Classic & Contemporary Excerpts from October 26, 1992

Classic and contemporary excerpts.

No joke

Flippancy is the best [kind of joke] of all: In the first place it is very economical. Only a clever human can make a real Joke about virtue, or indeed about anything else; any of them can be trained to talk as if virtue were funny.… If prolonged, the habit of flippancy builds up around a man the finest armourplating against the Enemy [God] that I know, and it is quite free from the dangers inherent in the other sources of laughter. It is a thousand miles away from joy: it deadens, instead of sharpening, the intellect; and it excites no affection between those who practice it.
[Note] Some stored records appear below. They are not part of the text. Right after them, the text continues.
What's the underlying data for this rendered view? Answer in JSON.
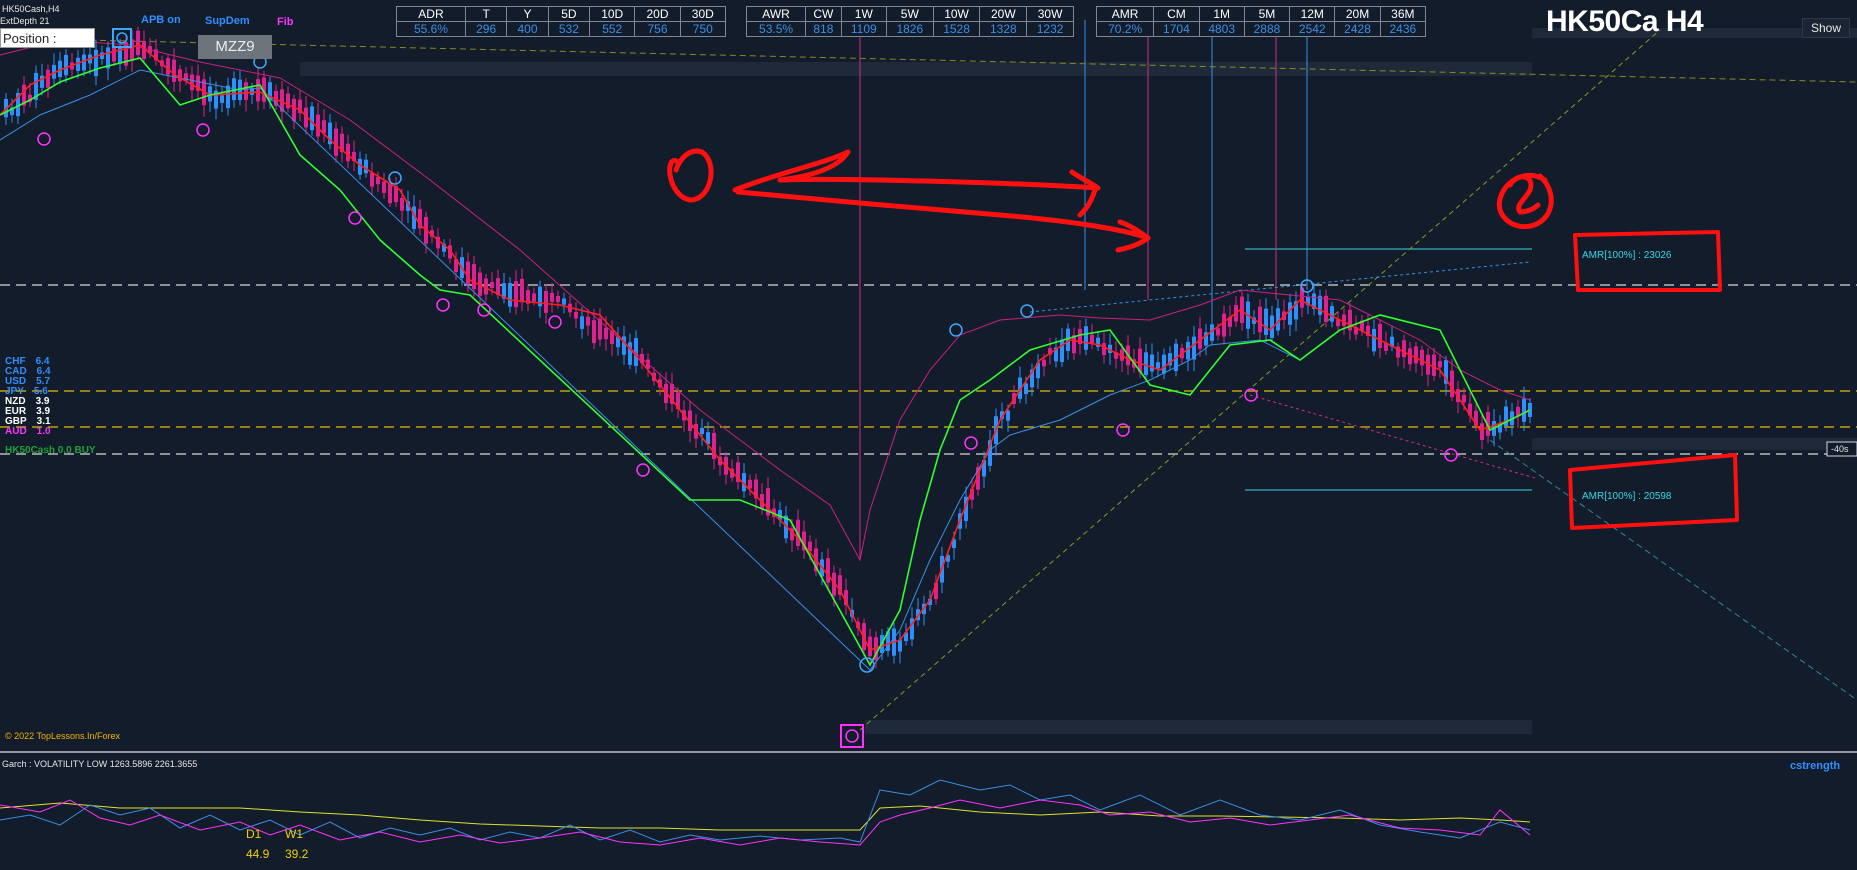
{
  "symbol_info": {
    "line1": "HK50Cash,H4",
    "line2": "ExtDepth  21"
  },
  "top_buttons": {
    "apb": "APB on",
    "supdem": "SupDem",
    "fib": "Fib",
    "position": "Position :",
    "mzz": "MZZ9"
  },
  "title": "HK50Ca H4",
  "show_button": "Show",
  "table1": {
    "headers": [
      "ADR",
      "T",
      "Y",
      "5D",
      "10D",
      "20D",
      "30D"
    ],
    "values": [
      "55.6%",
      "296",
      "400",
      "532",
      "552",
      "756",
      "750"
    ]
  },
  "table2": {
    "headers": [
      "AWR",
      "CW",
      "1W",
      "5W",
      "10W",
      "20W",
      "30W"
    ],
    "values": [
      "53.5%",
      "818",
      "1109",
      "1826",
      "1528",
      "1328",
      "1232"
    ]
  },
  "table3": {
    "headers": [
      "AMR",
      "CM",
      "1M",
      "5M",
      "12M",
      "20M",
      "36M"
    ],
    "values": [
      "70.2%",
      "1704",
      "4803",
      "2888",
      "2542",
      "2428",
      "2436"
    ]
  },
  "currency_strength": [
    {
      "name": "CHF",
      "value": "6.4",
      "color": "#2e8fff"
    },
    {
      "name": "CAD",
      "value": "6.4",
      "color": "#2e8fff"
    },
    {
      "name": "USD",
      "value": "5.7",
      "color": "#2e8fff"
    },
    {
      "name": "JPY",
      "value": "5.6",
      "color": "#2e8fff"
    },
    {
      "name": "NZD",
      "value": "3.9",
      "color": "#ffffff"
    },
    {
      "name": "EUR",
      "value": "3.9",
      "color": "#ffffff"
    },
    {
      "name": "GBP",
      "value": "3.1",
      "color": "#ffffff"
    },
    {
      "name": "AUD",
      "value": "1.0",
      "color": "#ff33ff"
    }
  ],
  "signal_text": "HK50Cash 0.0 BUY",
  "amr_upper": "AMR[100%] : 23026",
  "amr_lower": "AMR[100%] : 20598",
  "copyright": "© 2022 TopLessons.In/Forex",
  "garch": "Garch : VOLATILITY LOW 1263.5896 2261.3655",
  "cstrength": "cstrength",
  "dw_labels": {
    "d1": "D1",
    "w1": "W1",
    "d1_val": "44.9",
    "w1_val": "39.2"
  },
  "price_tag": "-40s",
  "annotations": {
    "one": "1",
    "two": "2"
  },
  "colors": {
    "background": "#131c2a",
    "bull": "#2e8fff",
    "bear": "#e0208f",
    "ma_red": "#ff2020",
    "ma_green": "#30ff30",
    "annot": "#ff0000"
  }
}
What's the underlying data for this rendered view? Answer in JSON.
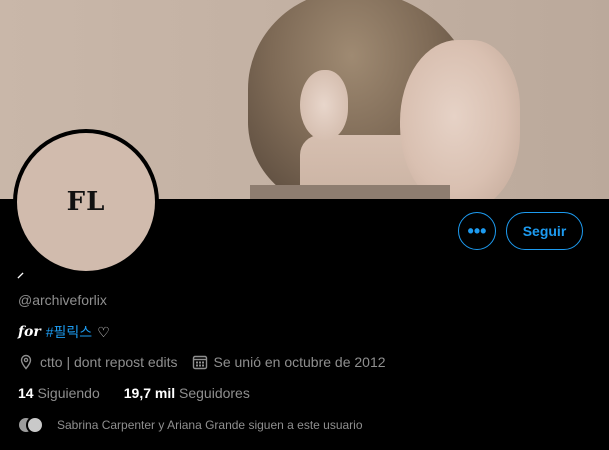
{
  "profile": {
    "avatar_initials": "FL",
    "display_name": "⸝",
    "handle": "@archiveforlix",
    "bio_prefix": "for",
    "bio_hashtag": "#필릭스",
    "bio_heart": "♡",
    "location": "ctto | dont repost edits",
    "joined": "Se unió en octubre de 2012",
    "following_count": "14",
    "following_label": "Siguiendo",
    "followers_count": "19,7 mil",
    "followers_label": "Seguidores",
    "followed_by": "Sabrina Carpenter y Ariana Grande siguen a este usuario"
  },
  "actions": {
    "more_label": "•••",
    "follow_label": "Seguir"
  },
  "icons": {
    "location": "location-pin-icon",
    "calendar": "calendar-icon"
  },
  "colors": {
    "accent": "#1d9bf0",
    "background": "#000000",
    "muted_text": "#8f8f8f"
  }
}
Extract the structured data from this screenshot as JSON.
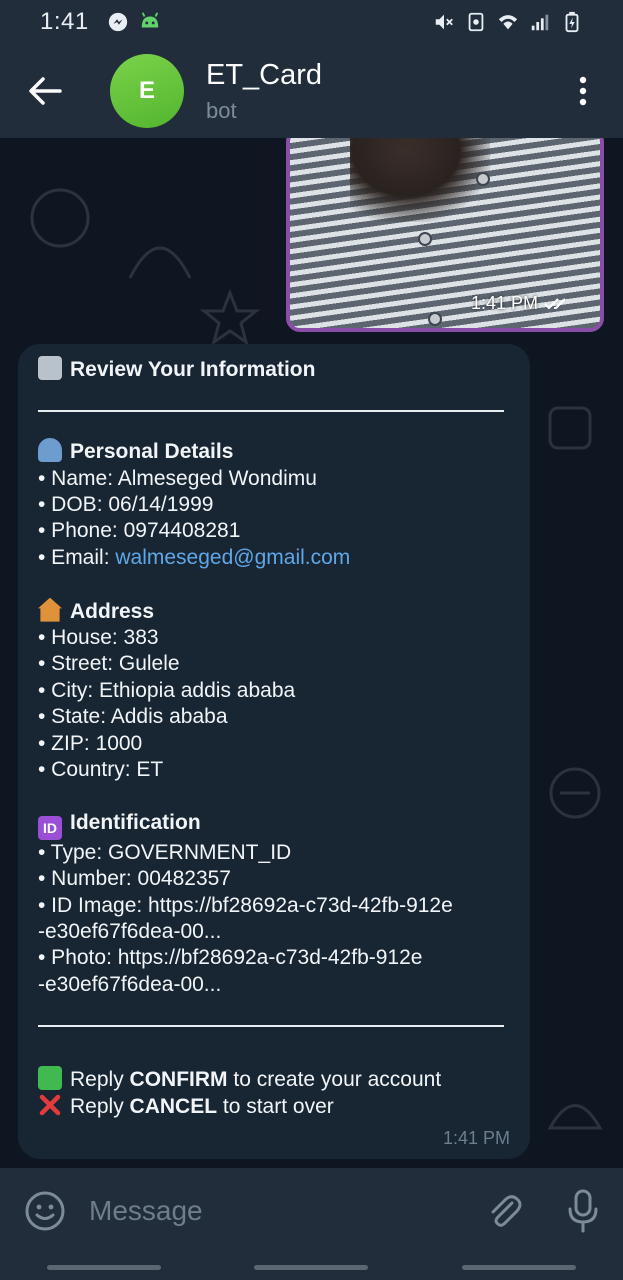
{
  "status_bar": {
    "time": "1:41",
    "left_icons": [
      "messenger-icon",
      "android-face-icon"
    ],
    "right_icons": [
      "mute-icon",
      "sim-icon",
      "wifi-icon",
      "signal-icon",
      "battery-icon"
    ]
  },
  "header": {
    "title": "ET_Card",
    "subtitle": "bot",
    "avatar_letter": "E",
    "avatar_color": "#5cbf36"
  },
  "photo_message": {
    "time": "1:41 PM",
    "status": "read"
  },
  "review_message": {
    "title": "Review Your Information",
    "personal_heading": "Personal Details",
    "name": "• Name: Almeseged Wondimu",
    "dob": "• DOB: 06/14/1999",
    "phone": "• Phone: 0974408281",
    "email_prefix": "• Email: ",
    "email": "walmeseged@gmail.com",
    "address_heading": "Address",
    "house": "• House: 383",
    "street": "• Street: Gulele",
    "city": "• City: Ethiopia addis ababa",
    "state": "• State: Addis ababa",
    "zip": "• ZIP: 1000",
    "country": "• Country: ET",
    "identification_heading": "Identification",
    "type": "• Type: GOVERNMENT_ID",
    "number": "• Number: 00482357",
    "id_image_line1": "• ID Image: https://bf28692a-c73d-42fb-912e",
    "id_image_line2": "-e30ef67f6dea-00...",
    "photo_line1": "• Photo: https://bf28692a-c73d-42fb-912e",
    "photo_line2": "-e30ef67f6dea-00...",
    "confirm_prefix": "Reply ",
    "confirm_word": "CONFIRM",
    "confirm_suffix": " to create your account",
    "cancel_prefix": "Reply ",
    "cancel_word": "CANCEL",
    "cancel_suffix": " to start over",
    "time": "1:41 PM"
  },
  "input": {
    "placeholder": "Message"
  },
  "colors": {
    "accent_link": "#5fa8e8",
    "bubble": "#182533",
    "header": "#212d3b",
    "photo_border": "#8a4ea8"
  }
}
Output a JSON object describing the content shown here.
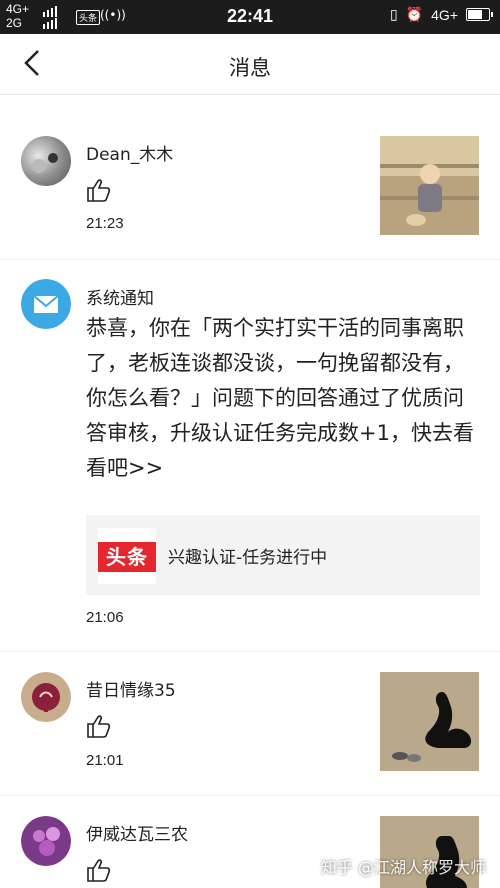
{
  "status_bar": {
    "net_top": "4G+",
    "net_bottom": "2G",
    "badge": "头条",
    "time": "22:41",
    "net_right": "4G+",
    "colors": {
      "bg": "#1c1c1c",
      "fg": "#ffffff"
    }
  },
  "nav": {
    "title": "消息"
  },
  "messages": [
    {
      "user": "Dean_木木",
      "time": "21:23",
      "icon": "thumbs-up-icon"
    },
    {
      "user": "系统通知",
      "text": "恭喜，你在「两个实打实干活的同事离职了，老板连谈都没谈，一句挽留都没有，你怎么看？」问题下的回答通过了优质问答审核，升级认证任务完成数+1，快去看看吧>>",
      "card": {
        "logo": "头条",
        "text": "兴趣认证-任务进行中"
      },
      "time": "21:06",
      "icon": "mail-icon"
    },
    {
      "user": "昔日情缘35",
      "time": "21:01",
      "icon": "thumbs-up-icon"
    },
    {
      "user": "伊威达瓦三农",
      "icon": "thumbs-up-icon"
    }
  ],
  "watermark": "知乎 @江湖人称罗大师",
  "colors": {
    "accent_blue": "#3ba9e4",
    "brand_red": "#e6262e",
    "card_bg": "#f3f3f3"
  }
}
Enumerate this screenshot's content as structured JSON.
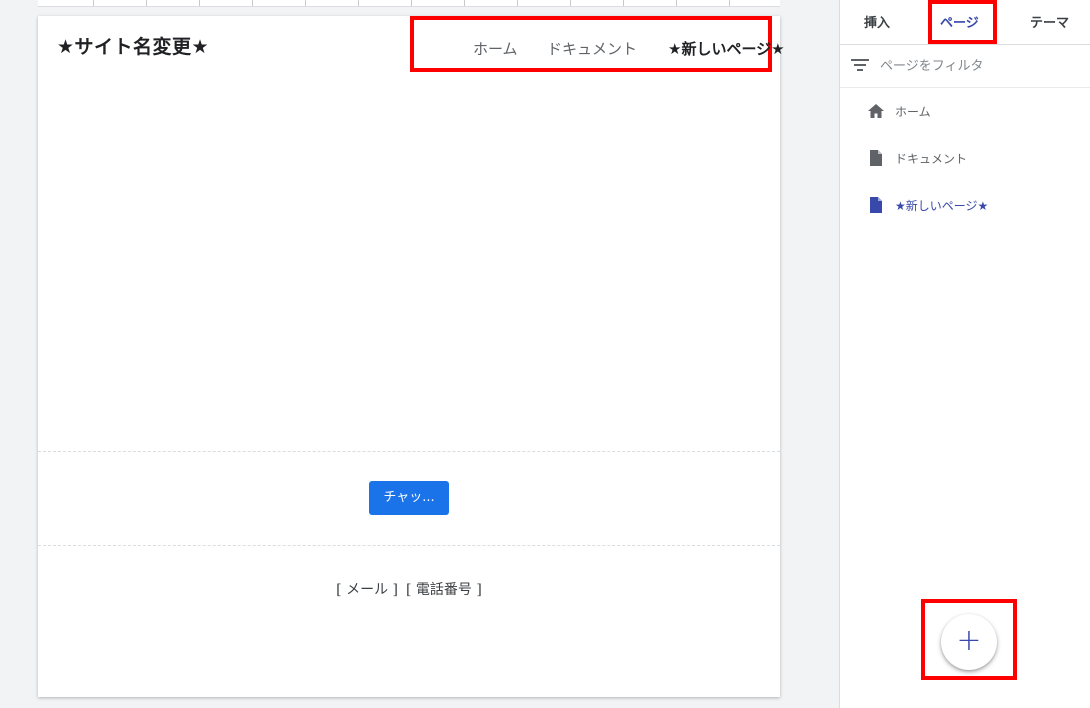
{
  "site": {
    "title": "★サイト名変更★",
    "nav": [
      {
        "label": "ホーム",
        "active": false
      },
      {
        "label": "ドキュメント",
        "active": false
      },
      {
        "label": "★新しいページ★",
        "active": true
      }
    ],
    "chat_button": "チャッ...",
    "footer": {
      "email": "[ メール ]",
      "phone": "[ 電話番号 ]"
    }
  },
  "sidebar": {
    "tabs": [
      {
        "label": "挿入",
        "active": false
      },
      {
        "label": "ページ",
        "active": true
      },
      {
        "label": "テーマ",
        "active": false
      }
    ],
    "filter": {
      "placeholder": "ページをフィルタ",
      "icon": "filter-icon"
    },
    "pages": [
      {
        "label": "ホーム",
        "icon": "home-icon",
        "active": false
      },
      {
        "label": "ドキュメント",
        "icon": "document-icon",
        "active": false
      },
      {
        "label": "★新しいページ★",
        "icon": "document-icon",
        "active": true
      }
    ],
    "fab": {
      "symbol": "+",
      "icon": "add-icon"
    }
  },
  "colors": {
    "accent": "#3949ab",
    "button": "#1a73e8",
    "highlight": "#ff0000"
  }
}
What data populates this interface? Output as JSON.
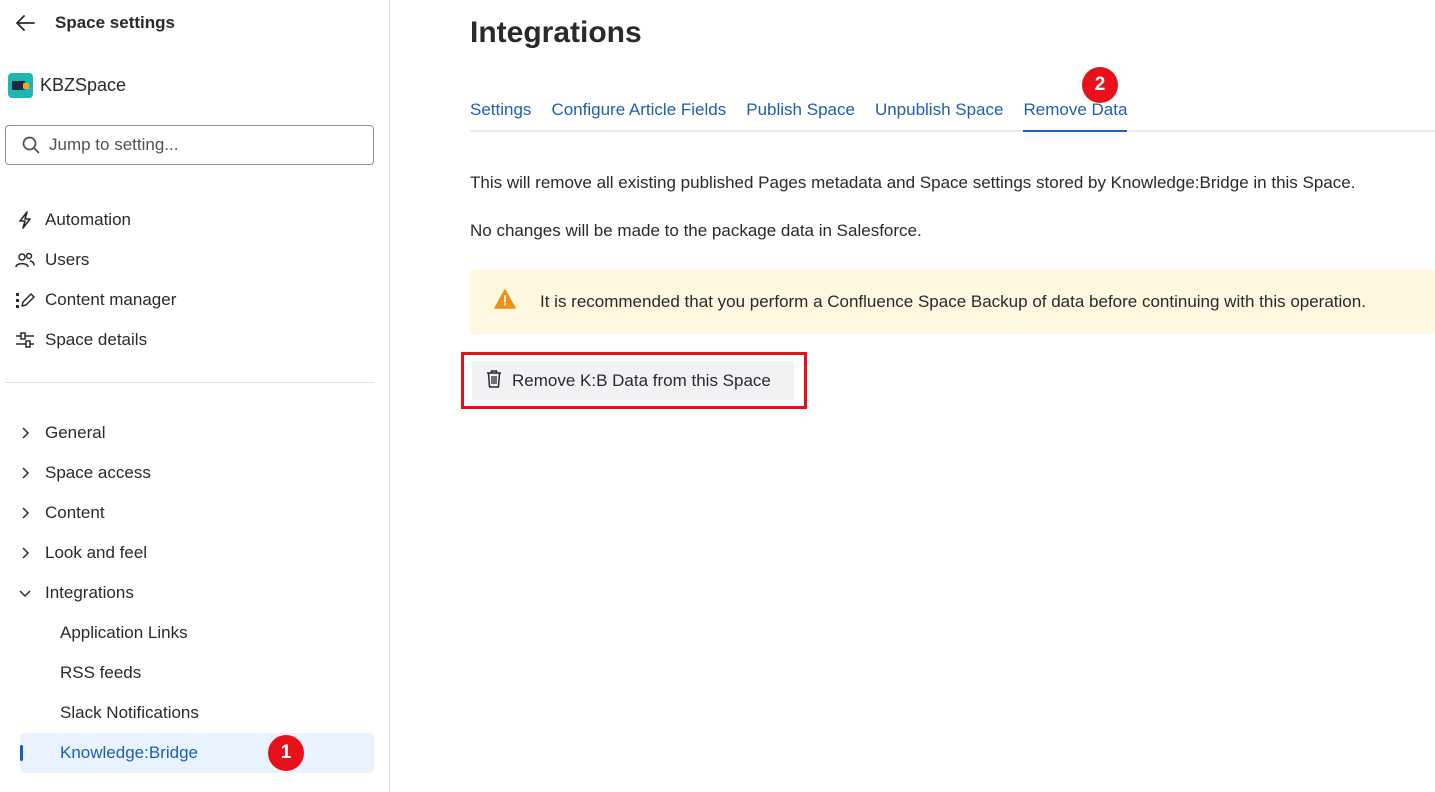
{
  "sidebar": {
    "title": "Space settings",
    "space_name": "KBZSpace",
    "search_placeholder": "Jump to setting...",
    "nav": [
      {
        "label": "Automation",
        "icon": "lightning-icon"
      },
      {
        "label": "Users",
        "icon": "users-icon"
      },
      {
        "label": "Content manager",
        "icon": "content-manager-icon"
      },
      {
        "label": "Space details",
        "icon": "space-details-icon"
      }
    ],
    "tree": [
      {
        "label": "General",
        "expanded": false
      },
      {
        "label": "Space access",
        "expanded": false
      },
      {
        "label": "Content",
        "expanded": false
      },
      {
        "label": "Look and feel",
        "expanded": false
      },
      {
        "label": "Integrations",
        "expanded": true
      }
    ],
    "integrations_children": [
      {
        "label": "Application Links"
      },
      {
        "label": "RSS feeds"
      },
      {
        "label": "Slack Notifications"
      },
      {
        "label": "Knowledge:Bridge",
        "active": true
      }
    ]
  },
  "annotations": {
    "badge_1": "1",
    "badge_2": "2"
  },
  "main": {
    "title": "Integrations",
    "tabs": [
      {
        "label": "Settings"
      },
      {
        "label": "Configure Article Fields"
      },
      {
        "label": "Publish Space"
      },
      {
        "label": "Unpublish Space"
      },
      {
        "label": "Remove Data",
        "active": true
      }
    ],
    "paragraph_1": "This will remove all existing published Pages metadata and Space settings stored by Knowledge:Bridge in this Space.",
    "paragraph_2": "No changes will be made to the package data in Salesforce.",
    "warning_text": "It is recommended that you perform a Confluence Space Backup of data before continuing with this operation.",
    "remove_button_label": "Remove K:B Data from this Space"
  },
  "colors": {
    "link_blue": "#1d5fb2",
    "badge_red": "#e8101b",
    "warning_bg": "#fff7e0",
    "warning_icon": "#f18d13"
  }
}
Your affectionate uncle SCREWTAPE

C. S. Lewis in The Screwtape Letters

Sinners all

Journalists miss the point when they keep asking, after each new church scandal, if a preacher’s fall has shaken the believers’ faith. Sin rather confirms than challenges a faith that proclaims human corruption. The drama of salvation is played out against the constant backdrop of original sin.

—Garry Wills in Under God

Imitating the real thing

It should always be noted that the more excellent something is the more likely it will be imitated. There are many false diamonds and rubies, but who goes about making counterfeit pebbles? However, the more excellent things are the more difficult it is to imitate them in their essential character and intrinsic virtues. Yet the more variable the imitations be, the more skill and subtlety will be used in making them an exact imitation. So it is with Christian virtues and graces. The devil and men’s own deceitful hearts tend to imitate those things that have the highest value. So no graces are more counterfeited than love and humility. For these are the virtues where the beauty of a true Christian is seen most clearly.

—Jonathan Edwards in Religious Affections

No blight on nature

Christians can have no truck with some of the more extreme deep ecologists, or dark Greens, to be found in the United States and very occasionally in Britain, who see humans as a blight on our planet and who worship wild nature. For Christians respect for nature comes as an adjunct to rather than a substitute for respect for humans.

—Ian Bradley in God Is Green:

Ecology for Christians

Take up your gas chamber

When Jesus said, “If you are going to follow me, you have to take up a cross,” it was the same as saying, “Come and bring your electric chair with you. Take up the gas chamber and follow me.” He did not have a beautiful gold cross in mind—the cross on a church steeple or on the front of your Bible. Jesus had in mind a place of execution.

—Billy Graham in “The Offense of the Cross” (from Great Sermons on Christ, Wilbur M. Smith, ed.)

Lone climbers against the gale

The richer a man’s personality, the more there is of him to be tempted. We need not be surprised—as occasionally we are—at the collapse of some outstanding figure.

The wonder is that such occurrences are as rare as they are. The lone climber on the exposed mountain ridge feels the fury of the gale of which the pedestrian, content to plod placidly along in the valley below, is ignorant.

—Frederick Coutts in In Good Company

The wrong tools

God is not discoverable or demonstrable by purely scientific means, unfortunately for the scientifically-minded.

But that really proves nothing.

It simply means that the wrong instruments are being used for the job.

J. B. Phillips in For This Day

The God who is there

We can never talk about God behind his back. We cannot speak of God in His absence.… The God who is being discussed is also there. The attitude people take to Him can never be merely theoretical. To deny Him is to spite Him to His face.